When President Donald Trump said he would declare a national emergency to divert more federal funds toward building a wall on the southern border, House Speaker Nancy Pelosi didn’t mince words.
“A Democrat president can declare emergencies as well,” Pelosi said at her weekly press conference, as news broke that Trump would sign a bipartisan spending deal to keep the government open but also take executive action on the border.
Pelosi is playing to some Republicans’ biggest fears around executive power: that a Democratic president would push through policies on everything from health care to gun control through the White House instead of Congress, should Trump lose the presidency in 2020.
“If the president can declare an emergency on something he has created as an emergency — an illusion that he wants to convey — just think what a president with a different set of values can present to the American people,” Pelosi said. “The precedent that the president is setting here is something that should be met with great unease and dismay by the Republicans.”
"You want to talk about a national emergency? Let's talk about today. The one year anniversary of another manifestation of the epidemic of gun violence in America.
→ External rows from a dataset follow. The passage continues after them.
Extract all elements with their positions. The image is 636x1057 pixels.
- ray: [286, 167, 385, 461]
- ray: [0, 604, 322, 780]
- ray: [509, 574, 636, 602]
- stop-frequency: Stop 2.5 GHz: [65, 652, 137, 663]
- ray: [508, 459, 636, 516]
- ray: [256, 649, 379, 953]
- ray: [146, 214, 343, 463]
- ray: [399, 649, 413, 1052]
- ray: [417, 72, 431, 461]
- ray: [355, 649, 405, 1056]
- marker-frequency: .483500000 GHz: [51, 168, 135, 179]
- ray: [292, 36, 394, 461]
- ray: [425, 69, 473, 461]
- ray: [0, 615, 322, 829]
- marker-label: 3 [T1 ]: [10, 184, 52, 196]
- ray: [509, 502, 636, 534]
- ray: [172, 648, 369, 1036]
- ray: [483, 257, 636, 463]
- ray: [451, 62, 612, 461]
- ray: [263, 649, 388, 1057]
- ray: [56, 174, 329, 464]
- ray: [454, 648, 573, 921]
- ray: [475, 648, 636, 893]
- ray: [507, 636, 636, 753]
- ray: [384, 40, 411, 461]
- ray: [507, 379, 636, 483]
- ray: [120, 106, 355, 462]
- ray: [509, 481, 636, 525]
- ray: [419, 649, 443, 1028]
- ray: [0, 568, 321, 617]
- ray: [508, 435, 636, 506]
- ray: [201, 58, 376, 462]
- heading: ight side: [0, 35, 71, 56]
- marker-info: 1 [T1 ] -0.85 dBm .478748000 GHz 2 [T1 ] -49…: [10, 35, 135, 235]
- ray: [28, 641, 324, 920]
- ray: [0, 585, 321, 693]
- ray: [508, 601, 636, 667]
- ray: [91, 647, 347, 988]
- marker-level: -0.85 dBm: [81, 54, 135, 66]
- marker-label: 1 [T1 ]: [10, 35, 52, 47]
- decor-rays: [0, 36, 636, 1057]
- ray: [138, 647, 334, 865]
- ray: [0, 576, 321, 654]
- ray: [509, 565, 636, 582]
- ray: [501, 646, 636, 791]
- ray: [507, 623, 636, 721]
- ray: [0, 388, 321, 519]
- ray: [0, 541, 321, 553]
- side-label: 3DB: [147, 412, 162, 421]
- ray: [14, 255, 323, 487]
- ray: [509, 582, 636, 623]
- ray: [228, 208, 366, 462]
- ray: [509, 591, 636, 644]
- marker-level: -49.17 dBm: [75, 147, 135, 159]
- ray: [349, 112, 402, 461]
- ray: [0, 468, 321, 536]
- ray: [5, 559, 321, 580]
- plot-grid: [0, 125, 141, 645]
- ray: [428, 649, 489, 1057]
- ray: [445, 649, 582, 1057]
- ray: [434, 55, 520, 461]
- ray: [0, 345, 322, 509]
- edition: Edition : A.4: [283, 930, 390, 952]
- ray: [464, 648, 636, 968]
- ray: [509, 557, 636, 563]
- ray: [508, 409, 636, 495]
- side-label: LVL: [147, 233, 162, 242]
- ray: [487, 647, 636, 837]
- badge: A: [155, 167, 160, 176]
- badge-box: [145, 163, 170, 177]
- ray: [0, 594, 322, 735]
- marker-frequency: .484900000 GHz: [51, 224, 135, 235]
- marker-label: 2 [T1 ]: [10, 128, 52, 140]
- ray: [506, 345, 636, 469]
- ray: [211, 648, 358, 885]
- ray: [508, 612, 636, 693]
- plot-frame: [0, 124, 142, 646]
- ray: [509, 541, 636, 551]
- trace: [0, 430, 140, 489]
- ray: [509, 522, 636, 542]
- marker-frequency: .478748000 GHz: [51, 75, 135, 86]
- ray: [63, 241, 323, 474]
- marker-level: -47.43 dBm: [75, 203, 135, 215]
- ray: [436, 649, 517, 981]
That's a national emergency. Why don't you declare that emergency, Mr. President? ... A Democratic president could." pic.twitter.com/NDvhb339aT— Kyle Griffin (@kylegriffin1) February 14, 2019
Republicans have already voiced their concerns. In early January, Sen. Marco Rubio (R-FL) said in an interview on CNBC’s Squawk Box that he and his colleagues are wary of the long-term consequences.
“Tomorrow, the national security emergency might be, you know, climate change, so let’s seize fossil fuel plants or something,” he said. “Maybe it’s an exaggeration, but my point is we’ve got to be very careful about endorsing broad uses of executive power in our republic.”
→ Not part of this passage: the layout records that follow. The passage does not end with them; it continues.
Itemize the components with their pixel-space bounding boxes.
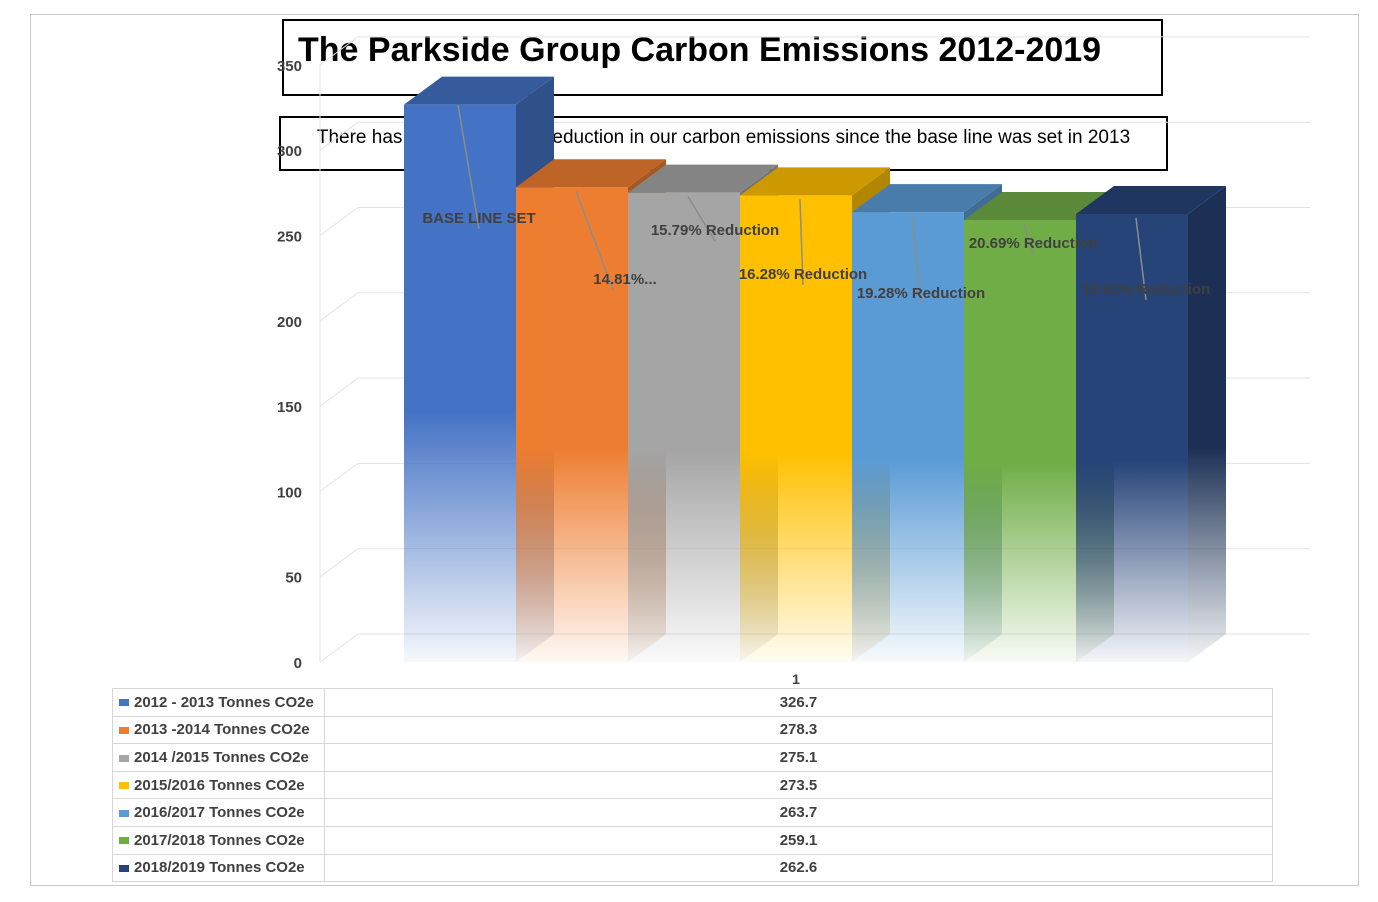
legend-label: 2016/2017 Tonnes CO2e — [134, 804, 305, 822]
data-label: BASE LINE SET — [422, 210, 535, 227]
leader-line — [799, 199, 804, 286]
legend-label: 2013 -2014 Tonnes CO2e — [134, 721, 310, 739]
bar-chart: BASE LINE SET 14.81%... 15.79% Reduction 16… — [277, 36, 1310, 687]
leader-line — [1023, 223, 1034, 255]
data-label: 19.28% Reduction — [857, 285, 985, 302]
legend-entry: 2014 /2015 Tonnes CO2e — [112, 743, 325, 772]
legend-label: 2015/2016 Tonnes CO2e — [134, 776, 305, 794]
bar-7 — [1076, 186, 1226, 662]
legend-entry: 2017/2018 Tonnes CO2e — [112, 825, 325, 855]
leader-line — [575, 190, 614, 291]
legend-label: 2012 - 2013 Tonnes CO2e — [134, 693, 314, 711]
table-row: 2018/2019 Tonnes CO2e 262.6 — [112, 853, 1273, 883]
legend-key — [119, 864, 129, 872]
table-value: 275.1 — [324, 743, 1273, 772]
legend-label: 2017/2018 Tonnes CO2e — [134, 831, 305, 849]
legend-entry: 2012 - 2013 Tonnes CO2e — [112, 688, 325, 717]
data-label: 19.62% Reduction — [1082, 281, 1210, 298]
legend-key — [119, 809, 129, 817]
chart-frame — [30, 14, 1359, 886]
data-table: 2012 - 2013 Tonnes CO2e 326.7 2013 -2014 T… — [112, 688, 1273, 883]
legend-entry: 2016/2017 Tonnes CO2e — [112, 798, 325, 827]
table-row: 2012 - 2013 Tonnes CO2e 326.7 — [112, 688, 1273, 717]
legend-key — [119, 782, 129, 790]
table-value: 262.6 — [324, 853, 1273, 883]
table-value: 259.1 — [324, 825, 1273, 855]
y-tick-label: 150 — [277, 399, 302, 416]
leader-line — [457, 104, 480, 230]
y-tick-label: 0 — [294, 655, 302, 672]
leader-line — [911, 216, 922, 305]
legend-key — [119, 726, 129, 734]
table-row: 2016/2017 Tonnes CO2e 263.7 — [112, 798, 1273, 827]
y-tick-label: 350 — [277, 58, 302, 75]
x-tick-label: 1 — [792, 671, 800, 687]
legend-entry: 2013 -2014 Tonnes CO2e — [112, 715, 325, 745]
y-tick-label: 300 — [277, 143, 302, 160]
leader-line — [687, 196, 716, 242]
table-row: 2013 -2014 Tonnes CO2e 278.3 — [112, 715, 1273, 745]
legend-entry: 2015/2016 Tonnes CO2e — [112, 770, 325, 800]
table-value: 273.5 — [324, 770, 1273, 800]
legend-key — [119, 754, 129, 762]
leader-line — [1135, 217, 1147, 301]
y-tick-label: 100 — [277, 484, 302, 501]
data-label: 15.79% Reduction — [651, 222, 779, 239]
table-value: 278.3 — [324, 715, 1273, 745]
legend-label: 2018/2019 Tonnes CO2e — [134, 859, 305, 877]
y-tick-label: 250 — [277, 229, 302, 246]
table-row: 2017/2018 Tonnes CO2e 259.1 — [112, 825, 1273, 855]
data-label: 20.69% Reduction — [969, 235, 1097, 252]
data-label: 16.28% Reduction — [739, 266, 867, 283]
legend-label: 2014 /2015 Tonnes CO2e — [134, 748, 309, 766]
legend-key — [119, 837, 129, 845]
table-row: 2014 /2015 Tonnes CO2e 275.1 — [112, 743, 1273, 772]
legend-entry: 2018/2019 Tonnes CO2e — [112, 853, 325, 883]
y-tick-label: 200 — [277, 314, 302, 331]
table-value: 326.7 — [324, 688, 1273, 717]
table-row: 2015/2016 Tonnes CO2e 273.5 — [112, 770, 1273, 800]
table-value: 263.7 — [324, 798, 1273, 827]
data-label: 14.81%... — [593, 271, 656, 288]
y-tick-label: 50 — [285, 570, 302, 587]
legend-key — [119, 699, 129, 707]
Even Senate Majority Leader Mitch McConnell, who now says he will support Trump’s declaration on the border, two weeks ago said Congress would work to avoid a national emergency declaration, reportedly privately advising Trump against it.
But McConnell seems to have lost this debate. Instead, Trump is heeding the advice of some of his most ardent allies in Congress, the House conservatives in the Freedom Caucus, who have put aside their own qualms about excessive executive power to get Trump a win on the border wall — a pet project that Congress has repeatedly rejected.
So Trump’s coming national emergency declaration is already giving Democrats ideas.
Rising Democratic stars are putting forward a bold agenda — the Green New Deal, comprehensive campaign finance reform, Medicare-for-all proposals. All those ideas face an uphill battle in Congress, where legislation needs to not only pass the 60-vote filibuster-proof threshold in the Senate but also gain support across a wide range of Democratic ideologies in the House. But if they can just declare a national emergency...
“You want to talk about a national emergency?” Pelosi said. “Let’s talk about today — the one-year anniversary of another manifestation of an epidemic of gun violence in America.”